Lecture 1 November 14, 2024
Time Topic Speaker
12:00 - 1:00 PM EST Synthetic Data For Medical Imaging AI Elena Sizikova, PhD
Continuing Education Accreditation
Jointly Accredited Provider
In support of improving patient care, FDA Center for Drug Evaluation and Research is jointly accredited by the Accreditation Council for Continuing Medical Education (ACCME), the Accreditation Council for Pharmacy Education (ACPE), and the American Nurses Credentialing Center (ANCC) to provide continuing education for the healthcare team.
ICPE Credit
This activity was planned by and for the healthcare team, and learners will receive 1 Interprofessional Continuing Education (IPCE) credit(s) for learning and change.
CME
FDA Center for Drug Evaluation and Research designates this live activity for a maximum of 1.00 AMA PRA Category 1 Credit(s). Physicians should claim only the credit commensurate with the extent of their participation in the activity.
CPE
This knowledge-based activity has been assigned ACPE Universal Activity Number JA0002895-0000-24-017-L99-P for 1.00 contact hour(s).
CNE
FDA Center for Drug Evaluation and Research designates this activity for 1.00 contact hour(s).
Requirements for Receiving CE Credit

All learners claiming credit must attest to their attendance and complete all required activity evaluation(s) in the FDA CE Portal (ceportal.fda.gov) within 14 days after an activity ends. Upon completion, learners may view/print statement of credit.

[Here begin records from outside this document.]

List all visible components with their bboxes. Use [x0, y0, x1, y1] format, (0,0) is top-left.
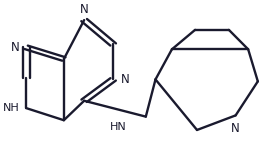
- Text: NH: NH: [3, 103, 20, 113]
- Text: N: N: [121, 73, 130, 86]
- Text: N: N: [80, 3, 88, 16]
- Text: N: N: [231, 122, 240, 135]
- Text: N: N: [11, 41, 20, 54]
- Text: HN: HN: [110, 122, 126, 132]
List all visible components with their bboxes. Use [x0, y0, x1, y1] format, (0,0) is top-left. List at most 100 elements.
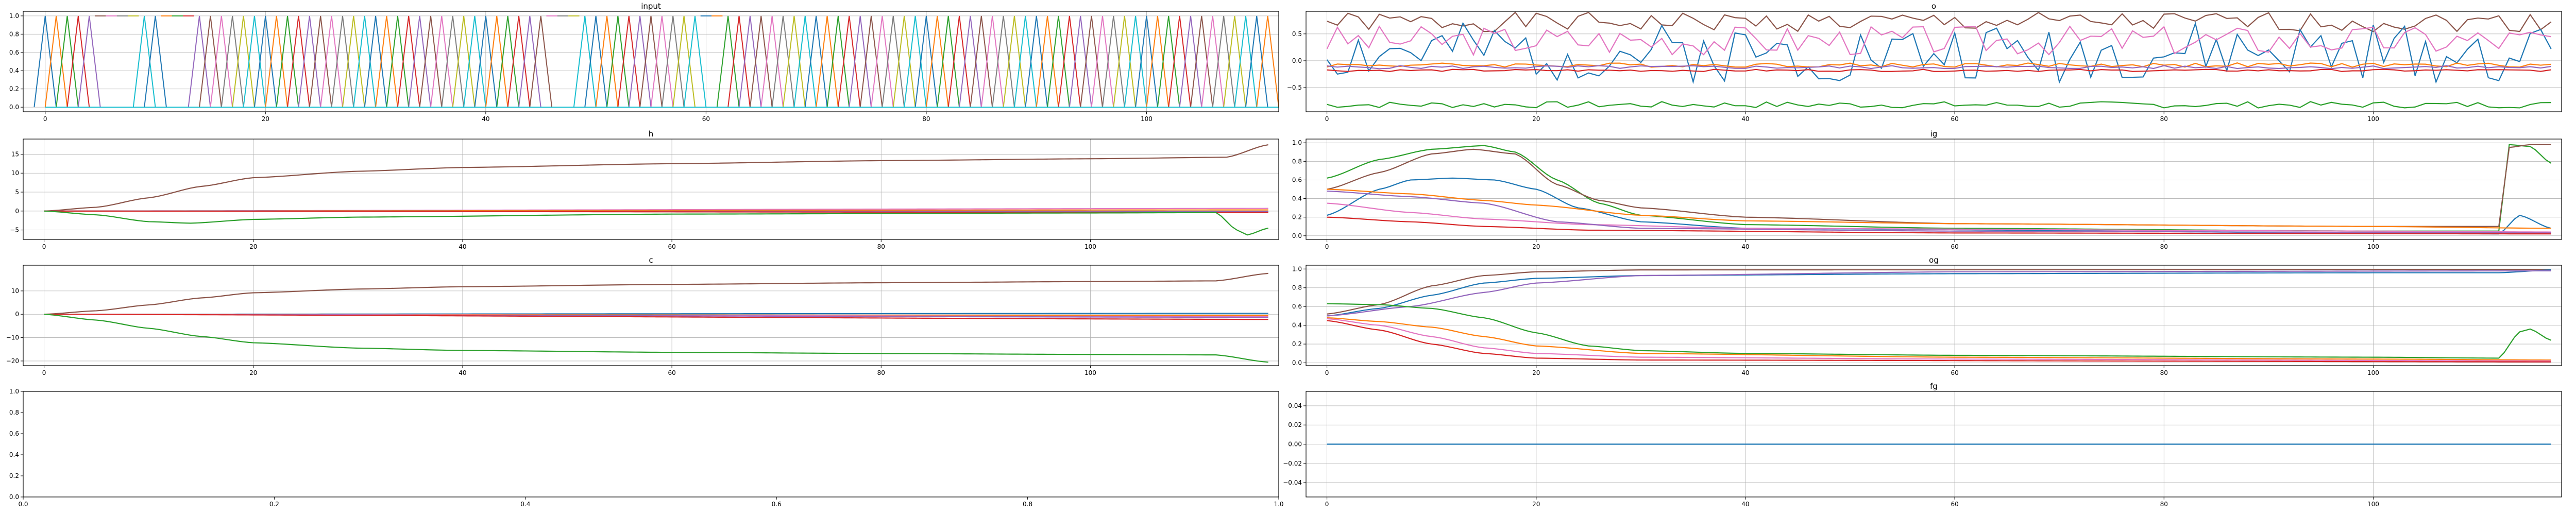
series-line-input-28 [342, 15, 365, 108]
x-tick-label: 80 [877, 243, 885, 250]
x-tick-label: 100 [2367, 115, 2379, 123]
series-line-input-21 [265, 15, 289, 108]
x-tick-label: 100 [2367, 501, 2379, 508]
axes-frame [23, 265, 1279, 366]
x-tick-label: 20 [249, 243, 257, 250]
y-tick-label: 0.4 [1292, 195, 1302, 202]
x-tick-label: 60 [668, 369, 675, 376]
x-tick-label: 20 [249, 369, 257, 376]
series-line-input-42 [496, 15, 519, 108]
y-tick-label: 5 [15, 188, 19, 196]
subplot-fg: 0 20 40 60 80 100 −0.04 −0.02 0.00 0.02 0.04 fg [1283, 382, 2562, 508]
series-line-input-50 [584, 15, 607, 108]
series-line-input-98 [1113, 15, 1137, 108]
y-tick-label: −20 [6, 357, 19, 365]
series-line-input-26 [320, 15, 343, 108]
series-line-input-36 [430, 15, 453, 108]
subplot-title: og [1929, 255, 1939, 265]
subplot-title: c [649, 255, 653, 265]
y-tick-label: 0.0 [9, 493, 19, 501]
series-line-input-91 [1036, 15, 1059, 108]
series-line-input-105 [1190, 15, 1213, 108]
y-tick-label: −5 [10, 227, 19, 234]
series-line-input-57 [661, 15, 685, 108]
series-line-input-0 [33, 15, 57, 108]
series-line-input-88 [1003, 15, 1026, 108]
y-tick-label: −0.5 [1287, 84, 1302, 91]
series-line-input-110 [1245, 15, 1268, 108]
y-tick-label: 0.8 [1292, 158, 1302, 165]
y-tick-label: 1.0 [9, 388, 19, 395]
series-line-input-78 [892, 15, 916, 108]
series-line-input-106 [1201, 15, 1225, 108]
y-tick-label: 0.5 [1292, 30, 1302, 38]
series-line-input-84 [959, 15, 982, 108]
series-line-input-74 [849, 15, 872, 108]
series-line-input-45 [529, 15, 553, 108]
series-line-input-44 [518, 15, 541, 108]
series-line-input-101 [1146, 15, 1170, 108]
subplot-empty: 0.0 0.2 0.4 0.6 0.8 1.0 0.0 0.2 0.4 0.6 0.8 1.0 [9, 388, 1284, 508]
series-line-o-0 [1327, 11, 2552, 32]
plot-area [33, 15, 1279, 108]
series-line-h-6 [44, 210, 1268, 236]
y-tick-label: 0.6 [1292, 303, 1302, 310]
series-line-input-58 [672, 15, 696, 108]
series-line-input-81 [925, 15, 949, 108]
series-line-og-1 [1327, 269, 2551, 317]
y-tick-label: 0.0 [1292, 359, 1302, 367]
series-line-input-66 [760, 15, 784, 108]
series-line-input-65 [749, 15, 773, 108]
y-tick-label: 1.0 [1292, 265, 1302, 272]
series-line-input-69 [793, 15, 817, 108]
y-tick-label: 0.04 [1288, 402, 1302, 409]
series-line-input-86 [980, 15, 1004, 108]
x-tick-label: 60 [1951, 115, 1958, 123]
x-tick-label: 20 [262, 115, 269, 123]
series-line-input-39 [463, 15, 486, 108]
x-tick-label: 40 [1741, 243, 1749, 250]
y-tick-label: 0.0 [1292, 232, 1302, 239]
series-line-input-97 [1101, 15, 1125, 108]
subplot-title: h [649, 129, 654, 139]
series-line-input-82 [937, 15, 960, 108]
series-line-input-51 [595, 15, 619, 108]
series-line-input-77 [882, 15, 905, 108]
series-line-h-0 [44, 144, 1268, 212]
series-line-input-100 [1135, 15, 1158, 108]
x-tick-label: 80 [877, 369, 885, 376]
subplot-title: ig [1930, 129, 1938, 139]
series-line-ig-1 [1327, 144, 2551, 227]
series-line-o-5 [1327, 68, 2551, 72]
x-tick-label: 100 [2367, 369, 2379, 376]
y-tick-label: 0.8 [1292, 284, 1302, 291]
axes-frame [23, 139, 1279, 240]
x-tick-label: 60 [1951, 369, 1958, 376]
series-line-input-4 [77, 15, 101, 108]
series-line-input-27 [331, 15, 354, 108]
x-tick-label: 100 [2367, 243, 2379, 250]
y-tick-label: 15 [11, 150, 19, 158]
subplot-title: fg [1930, 382, 1938, 391]
series-line-input-72 [826, 15, 850, 108]
series-line-c-6 [44, 314, 1268, 363]
series-line-input-31 [375, 15, 398, 108]
series-line-input-79 [904, 15, 927, 108]
x-tick-label: 0 [1325, 501, 1329, 508]
series-line-input-95 [1080, 15, 1103, 108]
series-line-input-35 [419, 15, 443, 108]
series-line-input-85 [970, 15, 993, 108]
x-tick-label: 0.6 [772, 501, 782, 508]
series-line-c-5 [44, 314, 1268, 320]
axes-frame [23, 391, 1279, 497]
x-tick-label: 60 [668, 243, 675, 250]
series-line-input-92 [1047, 15, 1070, 108]
series-line-input-102 [1157, 15, 1180, 108]
series-line-input-1 [44, 15, 68, 108]
x-tick-label: 0 [42, 369, 46, 376]
series-line-o-1 [1326, 21, 2552, 84]
series-line-input-30 [364, 15, 387, 108]
series-line-input-71 [816, 15, 839, 108]
series-line-input-56 [650, 15, 674, 108]
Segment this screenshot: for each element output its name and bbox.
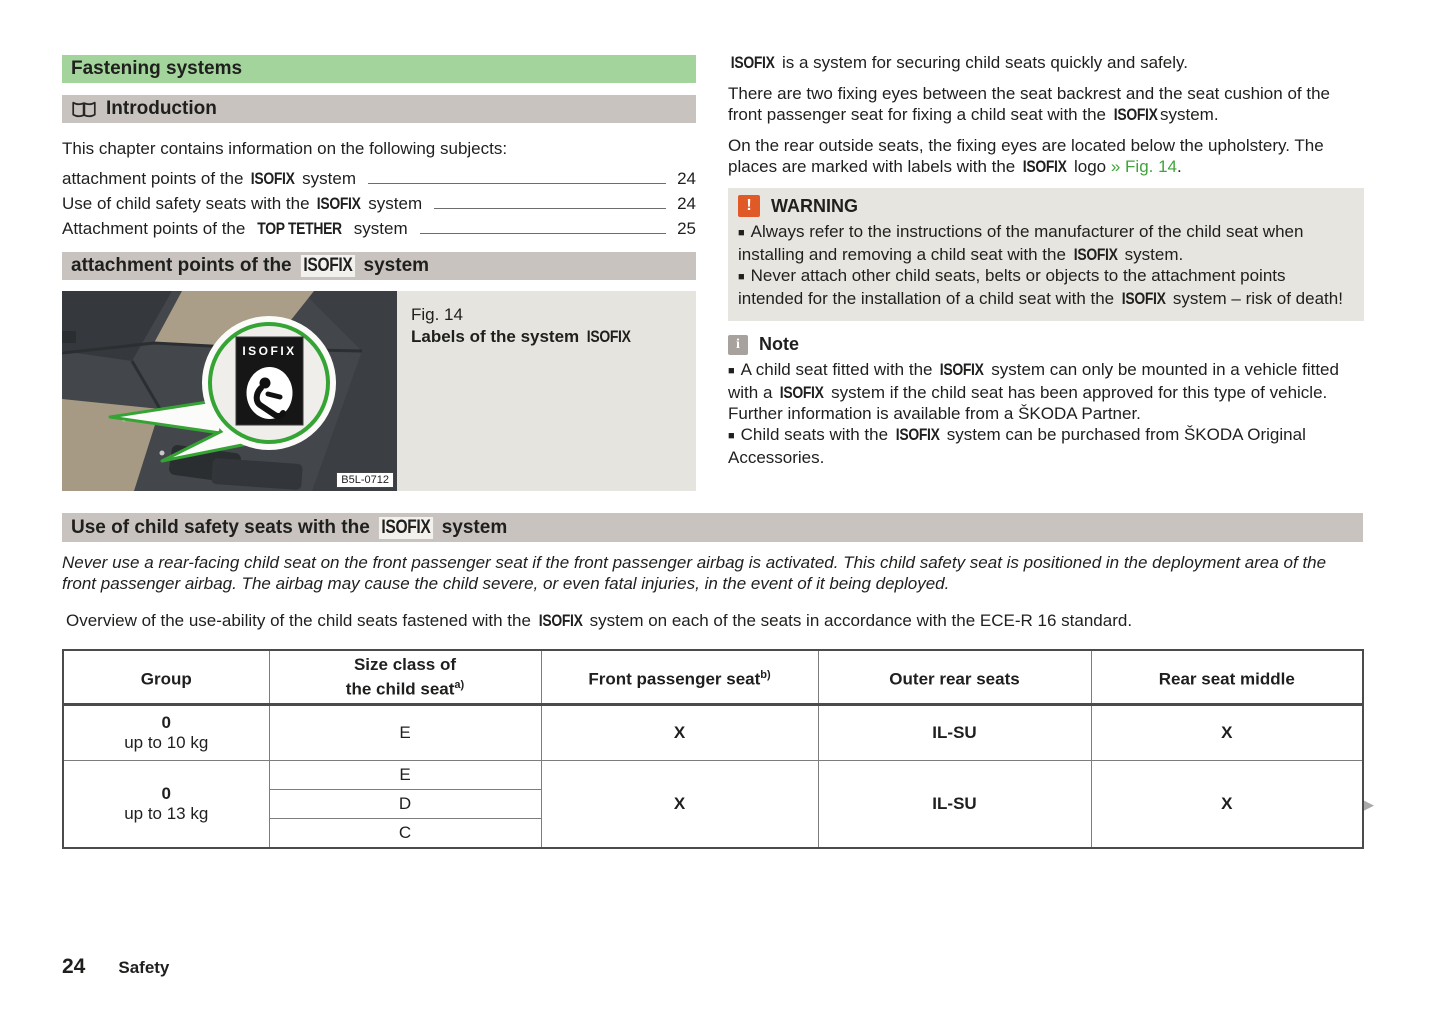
bullet-square-icon: ■: [738, 227, 745, 239]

Attention NABP Pharmacists and Pharmacy Technicians: The FDA CE Team will report your credit to the National Association of Boards of Pharmacy (NABP) provided you add your NABP ID and date of birth to your profile in the FDA CE Portal. The only official Statement of Credit is the one you pull from CPE Monitor®. If you do not see your credit reflected on CPE Monitor®* after 45 days of attestation, please contact FDACETeam@fda.hhs.gov.
*CPE Monitor® sets a strict 60-day limit on uploading credits.

Disclosure

Faculty
  • Sizikova, Elena, PhD, Staff Fellow, DIDSR - nothing to disclose

Planning Committee
  • Dinatale, Miriam, DO, Team Leader, Food and Drug Administration - nothing to disclose
  • Pfundt, Tiffany, PharmD, Program Coordinator, FDA/CDER/OTBB - nothing to disclose
  • Shahidzadeh, Rokhsareh, RN, MSN, Senior Regulatory Health Education Specialist, FDA - nothing to disclose

CE Consultation and Accreditation Team
  • Faberlle, Alexandra M., Training Specialist / FDA/CDER/OEP/DLOD - nothing to disclose
  • Bryant, Traci, M.A.T., Lead Training Specialist, FDA/CDER/OEP/DLOD - nothing to disclose
  • Wood, Sara, Accreditation Program Administrator, CECAT, FDA/CDER/OEP/DLOD - nothing to disclose
Any relationship shown above in italics has been divested within the last 24 months and is therefore considered mitigated.
All relevant financial relationships have been mitigated.